What is certainly established is that a function, and an algorithm, are different objects. To clarify, a function is a mapping between the elements of two sets, whereas an algorithm is a sequence of operations that calculates the result of a function and is guaranteed to terminate. Algorithms are also typically understood to be provably correct and to have some provable asymptotic complexity (as opposed, for example, to heuristics) but that's not a requirement.
So for example, if you have a function ƒ between sets X and Y, and an algorithm P that calculates the result of ƒ, then you can give any element of X to P and it will return (in fact, construct) an element of Y. Crucially, ƒ is not P, and P is not ƒ.

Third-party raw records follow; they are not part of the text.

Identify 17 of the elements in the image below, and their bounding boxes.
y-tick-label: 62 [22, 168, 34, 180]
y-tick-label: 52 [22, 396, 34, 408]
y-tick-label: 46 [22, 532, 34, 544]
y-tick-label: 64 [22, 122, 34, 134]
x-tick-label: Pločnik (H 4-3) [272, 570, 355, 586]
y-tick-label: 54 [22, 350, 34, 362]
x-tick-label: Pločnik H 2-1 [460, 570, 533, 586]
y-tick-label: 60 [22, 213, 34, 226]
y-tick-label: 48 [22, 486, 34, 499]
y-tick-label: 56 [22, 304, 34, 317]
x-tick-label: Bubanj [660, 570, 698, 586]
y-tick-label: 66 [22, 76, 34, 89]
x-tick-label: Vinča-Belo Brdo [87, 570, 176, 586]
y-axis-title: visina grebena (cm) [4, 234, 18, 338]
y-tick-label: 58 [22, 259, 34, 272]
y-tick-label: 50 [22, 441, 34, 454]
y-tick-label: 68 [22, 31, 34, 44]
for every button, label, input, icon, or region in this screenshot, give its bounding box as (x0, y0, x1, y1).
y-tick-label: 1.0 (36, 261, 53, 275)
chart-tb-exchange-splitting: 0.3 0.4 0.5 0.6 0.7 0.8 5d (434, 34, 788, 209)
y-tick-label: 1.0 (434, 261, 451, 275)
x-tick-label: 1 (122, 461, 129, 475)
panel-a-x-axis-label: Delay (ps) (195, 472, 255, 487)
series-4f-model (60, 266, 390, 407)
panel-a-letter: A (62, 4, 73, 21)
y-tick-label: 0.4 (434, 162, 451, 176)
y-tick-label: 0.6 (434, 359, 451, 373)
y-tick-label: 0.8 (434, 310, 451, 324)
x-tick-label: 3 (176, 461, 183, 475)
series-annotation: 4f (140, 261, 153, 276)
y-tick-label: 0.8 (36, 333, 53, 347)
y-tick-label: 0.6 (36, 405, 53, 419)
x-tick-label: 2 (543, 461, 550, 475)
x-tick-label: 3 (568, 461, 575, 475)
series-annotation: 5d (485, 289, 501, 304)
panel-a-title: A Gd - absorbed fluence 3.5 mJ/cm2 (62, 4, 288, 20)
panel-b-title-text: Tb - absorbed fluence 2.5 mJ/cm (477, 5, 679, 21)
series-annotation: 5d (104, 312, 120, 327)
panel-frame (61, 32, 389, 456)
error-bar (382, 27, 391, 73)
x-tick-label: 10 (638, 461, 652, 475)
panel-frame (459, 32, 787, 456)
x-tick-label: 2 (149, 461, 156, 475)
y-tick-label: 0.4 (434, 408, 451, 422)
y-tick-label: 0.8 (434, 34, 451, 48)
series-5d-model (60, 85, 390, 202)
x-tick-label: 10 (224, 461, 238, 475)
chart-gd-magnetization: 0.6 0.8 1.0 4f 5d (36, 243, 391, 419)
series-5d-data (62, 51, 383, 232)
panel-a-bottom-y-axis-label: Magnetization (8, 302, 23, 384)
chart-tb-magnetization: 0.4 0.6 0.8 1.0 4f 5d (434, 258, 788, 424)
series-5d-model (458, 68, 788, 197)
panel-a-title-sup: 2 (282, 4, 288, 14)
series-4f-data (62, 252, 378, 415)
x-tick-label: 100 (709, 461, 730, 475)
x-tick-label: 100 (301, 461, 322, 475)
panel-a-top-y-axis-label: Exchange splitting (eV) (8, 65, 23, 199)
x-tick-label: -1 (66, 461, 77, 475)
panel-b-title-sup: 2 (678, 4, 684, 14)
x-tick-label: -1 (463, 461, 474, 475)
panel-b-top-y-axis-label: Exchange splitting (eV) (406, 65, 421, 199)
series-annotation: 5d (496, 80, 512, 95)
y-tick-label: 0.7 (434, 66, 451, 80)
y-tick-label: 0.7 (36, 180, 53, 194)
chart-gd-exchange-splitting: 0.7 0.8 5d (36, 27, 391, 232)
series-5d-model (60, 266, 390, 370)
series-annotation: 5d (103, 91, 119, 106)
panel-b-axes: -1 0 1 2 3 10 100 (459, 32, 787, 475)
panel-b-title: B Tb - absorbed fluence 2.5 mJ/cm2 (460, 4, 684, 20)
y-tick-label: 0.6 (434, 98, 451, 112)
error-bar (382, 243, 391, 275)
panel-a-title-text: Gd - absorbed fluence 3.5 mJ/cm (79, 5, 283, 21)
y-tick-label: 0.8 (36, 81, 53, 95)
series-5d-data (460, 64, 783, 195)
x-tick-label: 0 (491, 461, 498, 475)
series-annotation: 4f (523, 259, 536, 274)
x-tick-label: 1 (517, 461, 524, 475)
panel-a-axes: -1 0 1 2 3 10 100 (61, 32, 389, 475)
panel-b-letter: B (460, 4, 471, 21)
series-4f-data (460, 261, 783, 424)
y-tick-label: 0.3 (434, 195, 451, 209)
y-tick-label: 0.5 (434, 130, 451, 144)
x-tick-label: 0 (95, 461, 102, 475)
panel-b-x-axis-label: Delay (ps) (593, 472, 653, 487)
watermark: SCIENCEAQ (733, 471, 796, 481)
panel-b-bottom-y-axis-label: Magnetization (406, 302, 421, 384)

Now, when you train a machine learning model, you are typically training a function ƒ̂ (with a little hat) to approximate ƒ. That means that your trained ƒ̂ is a function that maps some of the elements of X to the same elements of Y as ƒ, but not all. It's an approximation. So you get some amount of error, as in your experiment.
So what you've done in your experiment is that you trained a model to approximate a mapping between the set of lists, to itself (where the input list is any of the lists in your training set and the output is the same list, sorted). Your model is not an algorithm, and you cannot train an algorithm with a language model.

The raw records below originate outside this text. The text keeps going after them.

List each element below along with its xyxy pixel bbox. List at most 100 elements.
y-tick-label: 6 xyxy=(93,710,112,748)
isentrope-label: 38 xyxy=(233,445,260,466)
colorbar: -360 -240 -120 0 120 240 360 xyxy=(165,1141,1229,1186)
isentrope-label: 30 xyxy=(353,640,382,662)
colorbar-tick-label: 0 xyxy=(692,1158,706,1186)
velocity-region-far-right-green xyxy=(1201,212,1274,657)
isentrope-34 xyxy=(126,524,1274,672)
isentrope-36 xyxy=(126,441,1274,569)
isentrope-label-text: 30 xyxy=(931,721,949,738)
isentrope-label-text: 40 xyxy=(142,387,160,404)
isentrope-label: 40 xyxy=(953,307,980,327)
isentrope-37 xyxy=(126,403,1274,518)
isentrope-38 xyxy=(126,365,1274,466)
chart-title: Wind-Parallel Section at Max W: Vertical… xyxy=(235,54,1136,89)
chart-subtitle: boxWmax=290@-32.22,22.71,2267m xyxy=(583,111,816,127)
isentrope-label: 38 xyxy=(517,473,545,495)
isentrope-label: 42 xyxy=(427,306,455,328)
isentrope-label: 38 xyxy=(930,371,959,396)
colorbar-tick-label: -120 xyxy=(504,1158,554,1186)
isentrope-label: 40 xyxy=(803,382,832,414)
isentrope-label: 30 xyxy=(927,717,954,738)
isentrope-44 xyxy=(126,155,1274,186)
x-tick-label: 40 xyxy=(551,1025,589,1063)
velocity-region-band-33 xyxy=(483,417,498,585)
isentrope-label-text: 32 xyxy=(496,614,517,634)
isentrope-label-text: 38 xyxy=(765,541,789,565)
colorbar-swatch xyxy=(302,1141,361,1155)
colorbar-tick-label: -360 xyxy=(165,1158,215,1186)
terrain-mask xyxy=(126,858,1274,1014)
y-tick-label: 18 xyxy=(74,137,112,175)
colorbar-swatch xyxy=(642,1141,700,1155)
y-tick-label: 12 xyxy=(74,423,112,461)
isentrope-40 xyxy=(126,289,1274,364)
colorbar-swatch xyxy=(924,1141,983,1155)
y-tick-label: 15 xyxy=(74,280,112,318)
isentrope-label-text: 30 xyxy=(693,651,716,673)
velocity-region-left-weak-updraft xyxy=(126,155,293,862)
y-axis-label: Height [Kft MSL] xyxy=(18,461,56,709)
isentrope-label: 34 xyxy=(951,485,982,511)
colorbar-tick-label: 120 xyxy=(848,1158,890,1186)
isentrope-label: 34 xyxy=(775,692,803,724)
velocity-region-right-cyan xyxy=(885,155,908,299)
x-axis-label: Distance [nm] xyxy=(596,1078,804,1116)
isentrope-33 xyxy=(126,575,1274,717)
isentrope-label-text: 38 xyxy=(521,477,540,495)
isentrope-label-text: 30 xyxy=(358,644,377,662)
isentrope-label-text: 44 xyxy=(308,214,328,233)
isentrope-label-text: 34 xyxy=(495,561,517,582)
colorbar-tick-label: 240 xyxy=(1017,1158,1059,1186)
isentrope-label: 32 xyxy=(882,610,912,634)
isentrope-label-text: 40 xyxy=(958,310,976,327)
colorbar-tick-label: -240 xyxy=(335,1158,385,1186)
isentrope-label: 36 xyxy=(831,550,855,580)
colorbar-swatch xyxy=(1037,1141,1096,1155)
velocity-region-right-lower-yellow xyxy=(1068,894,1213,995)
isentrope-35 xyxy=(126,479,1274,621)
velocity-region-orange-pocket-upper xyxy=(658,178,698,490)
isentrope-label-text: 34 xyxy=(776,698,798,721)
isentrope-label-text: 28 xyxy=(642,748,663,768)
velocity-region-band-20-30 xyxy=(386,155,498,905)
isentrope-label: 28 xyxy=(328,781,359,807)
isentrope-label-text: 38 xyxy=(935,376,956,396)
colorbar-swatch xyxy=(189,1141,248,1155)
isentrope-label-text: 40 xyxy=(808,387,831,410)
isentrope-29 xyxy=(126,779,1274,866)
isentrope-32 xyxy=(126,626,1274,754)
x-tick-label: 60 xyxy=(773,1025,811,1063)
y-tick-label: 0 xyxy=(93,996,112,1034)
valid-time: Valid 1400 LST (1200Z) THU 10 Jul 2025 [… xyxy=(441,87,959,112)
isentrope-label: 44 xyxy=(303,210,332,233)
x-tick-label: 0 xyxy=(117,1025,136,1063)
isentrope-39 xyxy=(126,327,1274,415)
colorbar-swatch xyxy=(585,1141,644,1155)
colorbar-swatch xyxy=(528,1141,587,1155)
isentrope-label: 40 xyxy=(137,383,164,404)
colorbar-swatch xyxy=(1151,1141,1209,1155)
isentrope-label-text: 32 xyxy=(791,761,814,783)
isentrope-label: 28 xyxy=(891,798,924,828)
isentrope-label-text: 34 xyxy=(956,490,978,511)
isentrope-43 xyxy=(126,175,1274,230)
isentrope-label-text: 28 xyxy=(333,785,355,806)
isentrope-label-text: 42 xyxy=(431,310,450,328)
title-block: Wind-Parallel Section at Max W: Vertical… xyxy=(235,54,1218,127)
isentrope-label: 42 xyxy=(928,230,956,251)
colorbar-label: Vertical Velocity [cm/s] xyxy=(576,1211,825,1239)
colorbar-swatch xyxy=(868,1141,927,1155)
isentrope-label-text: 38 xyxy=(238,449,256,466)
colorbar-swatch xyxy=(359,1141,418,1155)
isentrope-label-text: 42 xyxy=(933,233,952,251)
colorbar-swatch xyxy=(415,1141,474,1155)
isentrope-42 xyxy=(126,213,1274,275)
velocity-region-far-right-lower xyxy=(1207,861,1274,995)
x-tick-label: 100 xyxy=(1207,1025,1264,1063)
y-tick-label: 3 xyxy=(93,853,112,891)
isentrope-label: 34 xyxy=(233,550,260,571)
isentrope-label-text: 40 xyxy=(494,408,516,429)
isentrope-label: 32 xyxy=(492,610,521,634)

I appreciate that, learning an algorithm, is what you wanted to achieve, but in science we don't choose the answer that pleases us, we choose the answer that makes the most sense- and a good heuristic for that is that the answer that makes more sense is the simplest one. Here, in order to convince yourself that you have trained a language model to learn an algorithm, rather than an approximator, you have chosen to rely on a preprint with a completely novel and untested concept that someone put on the internet, rather than the well-understood abstractions of elementary computer science, so not at all the simplest explanation. That is not a good idea. You will not understand what is going on, if you rely on that kind of explanation. I assume you are trying to understand?
Edit: incidentally, you don't need a transformer to train an approximator to a sorting function. You can do that with a multi-layer perceptron, or a logistic regression, certainly with an LSTM. Ceteris paribus, you'll get the same results.

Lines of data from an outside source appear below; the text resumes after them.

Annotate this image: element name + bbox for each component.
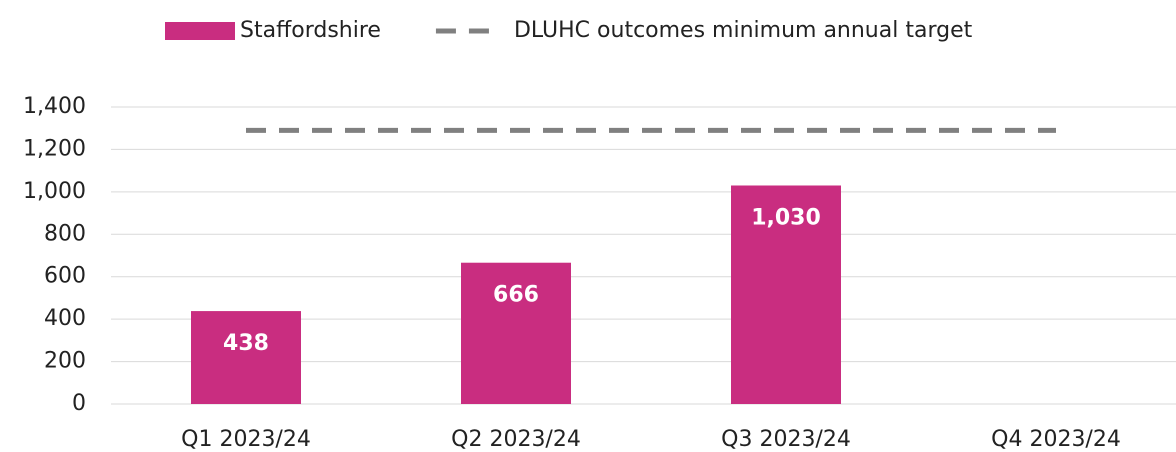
y-tick-label: 800 xyxy=(44,221,86,246)
y-tick-label: 1,200 xyxy=(23,136,86,161)
y-tick-label: 200 xyxy=(44,349,86,374)
legend-label: DLUHC outcomes minimum annual target xyxy=(514,18,973,43)
y-tick-label: 600 xyxy=(44,264,86,289)
x-tick-label: Q2 2023/24 xyxy=(451,427,581,452)
y-tick-label: 0 xyxy=(72,391,86,416)
x-tick-label: Q1 2023/24 xyxy=(181,427,311,452)
x-tick-label: Q3 2023/24 xyxy=(721,427,851,452)
bar xyxy=(731,185,841,404)
x-tick-label: Q4 2023/24 xyxy=(991,427,1121,452)
legend-swatch xyxy=(165,22,235,40)
bar xyxy=(461,262,571,404)
y-tick-label: 1,400 xyxy=(23,94,86,119)
y-tick-label: 400 xyxy=(44,306,86,331)
y-tick-label: 1,000 xyxy=(23,179,86,204)
data-label: 666 xyxy=(493,283,539,308)
legend-label: Staffordshire xyxy=(240,18,381,43)
bar xyxy=(191,311,301,404)
data-label: 1,030 xyxy=(751,205,821,230)
data-label: 438 xyxy=(223,331,269,356)
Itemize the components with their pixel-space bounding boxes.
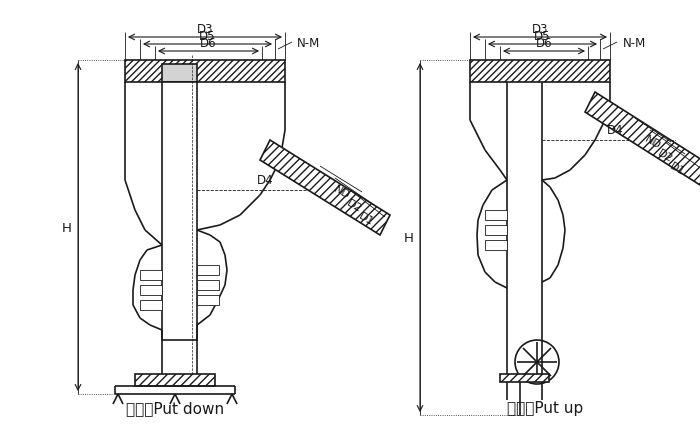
Polygon shape (500, 374, 549, 382)
Text: D5: D5 (199, 30, 216, 43)
Text: ND: ND (332, 184, 352, 201)
Text: D1: D1 (668, 160, 686, 177)
Text: D2: D2 (656, 147, 674, 164)
Bar (162, 83, 197, 340)
Text: D6: D6 (200, 37, 217, 50)
Text: ND: ND (643, 134, 663, 151)
Bar (162, 65, 197, 83)
Polygon shape (585, 93, 700, 186)
Text: N-M: N-M (623, 37, 646, 49)
Text: D4: D4 (257, 174, 273, 187)
Polygon shape (260, 141, 390, 236)
Bar (197, 295, 219, 305)
Bar (140, 300, 162, 310)
Text: D3: D3 (532, 23, 548, 36)
Text: D6: D6 (536, 37, 552, 50)
Text: D2: D2 (344, 197, 363, 214)
Text: D3: D3 (197, 23, 214, 36)
Text: D5: D5 (534, 30, 551, 43)
Text: H: H (404, 231, 414, 244)
Text: 上展式Put up: 上展式Put up (507, 401, 583, 415)
Text: D4: D4 (607, 124, 623, 137)
Polygon shape (135, 374, 215, 386)
Text: D1: D1 (357, 210, 375, 227)
Text: H: H (62, 221, 72, 234)
Bar (485, 211, 507, 221)
Bar (485, 240, 507, 250)
Polygon shape (470, 61, 610, 83)
Bar (197, 280, 219, 290)
Text: 下展式Put down: 下展式Put down (126, 401, 224, 415)
Bar (140, 270, 162, 280)
Text: N-M: N-M (297, 37, 321, 49)
Bar (140, 286, 162, 295)
Polygon shape (125, 61, 285, 83)
Bar (197, 265, 219, 275)
Bar (485, 225, 507, 236)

>> The probability of a test list existing in the training set is less than 10^-70.
But the same probability if you held the test set out would be 0, so why not do that? It's not hard to do.
Is there a good reason not to do that?
Btw, lists are composite objects. How much overlap is there between your training and test lists? Do you know?
Edit: meh. HN messes up my nice f-with-hook-and-combining-circumflex-accent. DAAAAANG!!!!